U.S. is struggling to process work permits for Florida immigrants


An immigration program launched a year ago by the Biden administration allows 30,000 people a month to enter the United States from Cuba, Haiti, Nicaragua and Venezuela. Many have come to Florida thanks to diaspora communities across the state.

However, some new arrivals haven’t been able to work for months. Asylum seekers are required by law to wait 180 days before qualifying for a work permit. The process is causing stress and financial pressure for them and their sponsors.

Luis Miranda is the principal deputy assistant secretary for communications at the U.S. Department of Homeland Security. He spoke about the parole program Friday with Tom Hudson on The Florida Roundup.

He said the DHS has been working to speed up the process for parolees to become eligible for a work permit.

“So, beginning Oct. 1, our Citizenship and Immigration Services started working to accelerate processing for employment authorization for people who’ve come in through CBP One, for example,” he said. CBP One is a mobile app where parolees must submit their information to request Advance Travel Authorization to the U.S.

In June, a report from the Citizenship and Immigration Services ombudsman argued the same paperwork used to apply for parole should be used for work permits. That has not been implemented.

Miranda said the department is working to reduce the median wait time from 90 days to 30 days for those who use CBP One to come to the U.S. and have received parole. For Cubans, Haitians, Nicaraguans and Venezuelans who came over the course of the last year, that time was close to 30 to 45 days, according to Miranda.

There are also some people who don’t realize they can apply for a work permit if they’ve received parole.

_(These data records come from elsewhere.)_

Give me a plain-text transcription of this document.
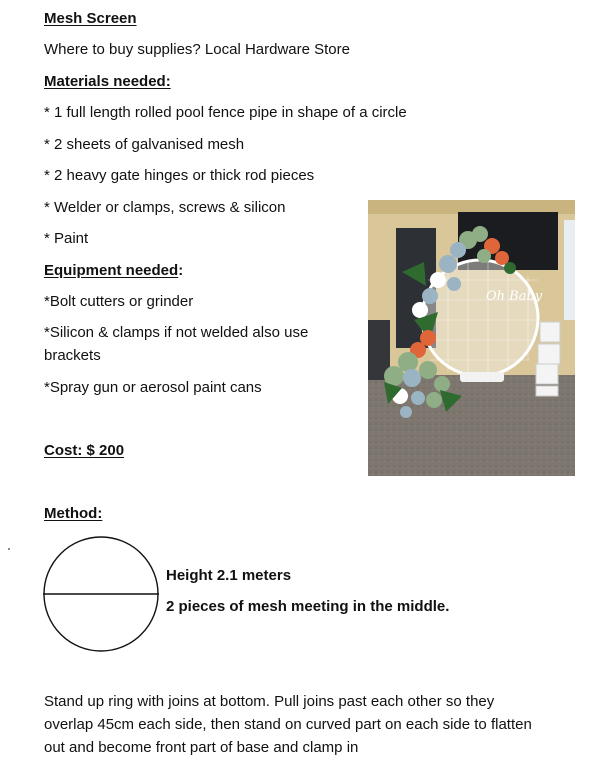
Mesh Screen
Where to buy supplies? Local Hardware Store
Materials needed:
* 1 full length rolled pool fence pipe in shape of a circle
* 2 sheets of galvanised mesh
* 2 heavy gate hinges or thick rod pieces
* Welder or clamps, screws & silicon
* Paint
Equipment needed:
*Bolt cutters or grinder
*Silicon & clamps if not welded also use brackets
*Spray gun or aerosol paint cans
Cost: $ 200
Method:
Height 2.1 meters
2 pieces of mesh meeting in the middle.
Stand up ring with joins at bottom. Pull joins past each other so they overlap 45cm each side, then stand on curved part on each side to flatten out and become front part of base and clamp in
Oh Baby
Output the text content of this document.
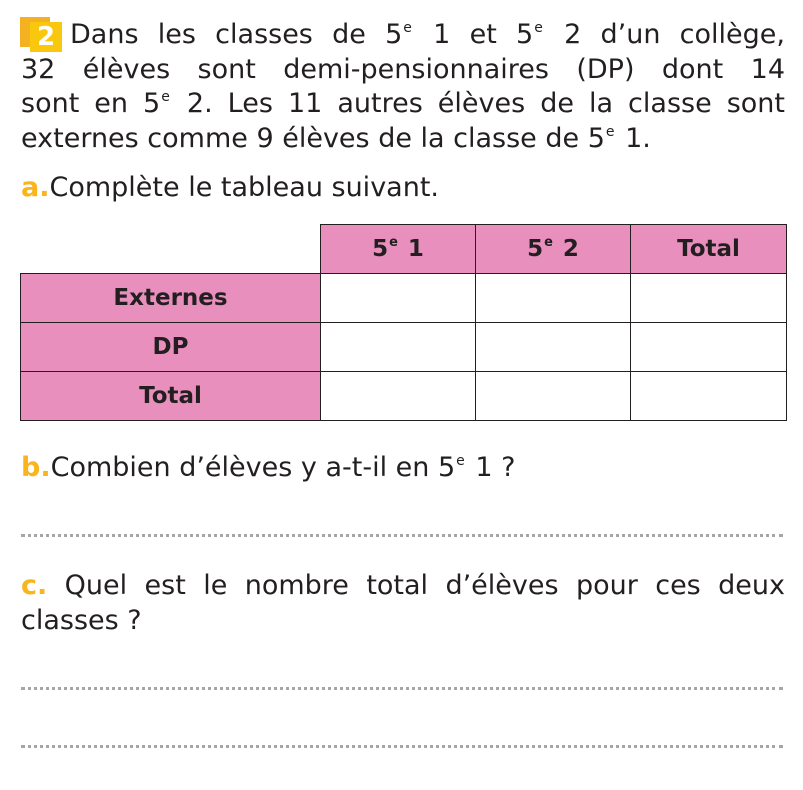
2 Dans les classes de 5e 1 et 5e 2 d’un collège,
32 élèves sont demi-pensionnaires (DP) dont 14
sont en 5e 2. Les 11 autres élèves de la classe sont
externes comme 9 élèves de la classe de 5e 1.
a.Complète le tableau suivant.
	5e 1	5e 2	Total
Externes			
DP			
Total			
b.Combien d’élèves y a-t-il en 5e 1 ?
c. Quel est le nombre total d’élèves pour ces deux
classes ?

“There are people across the southwest border, by requesting an appointment at a port of entry through the CBP One app, they may not realize that they are eligible for a work permit,” Miranda said. “And so some of them may wait. They may be misinterpreting if they are not asylum seekers and thinking that they have to wait.”

Florida is one of 21 states that have sued the Biden administration in federal court, arguing the parole program is executive overreach. The states say immigration law requires the government to “grant parole only on a case-by-case basis for significant public benefit or urgent humanitarian reasons.”

Miranda said the parole process is case-by-case and each application is evaluated independently. He said the department is doing a “balancing act” by conducting the program and strengthening enforcement.

He also explained the need for Congress to address the current immigration system.

“What we’ve done is to manage a dynamic here where Congress has not reformed the immigration system for decades,” Mirada said. We have a broken system, and it doesn’t properly calibrate our economic needs because we do have millions of jobs and plenty of employers throughout the country who would welcome more workers. We just don’t have the mechanisms in place to handle it at that volume.”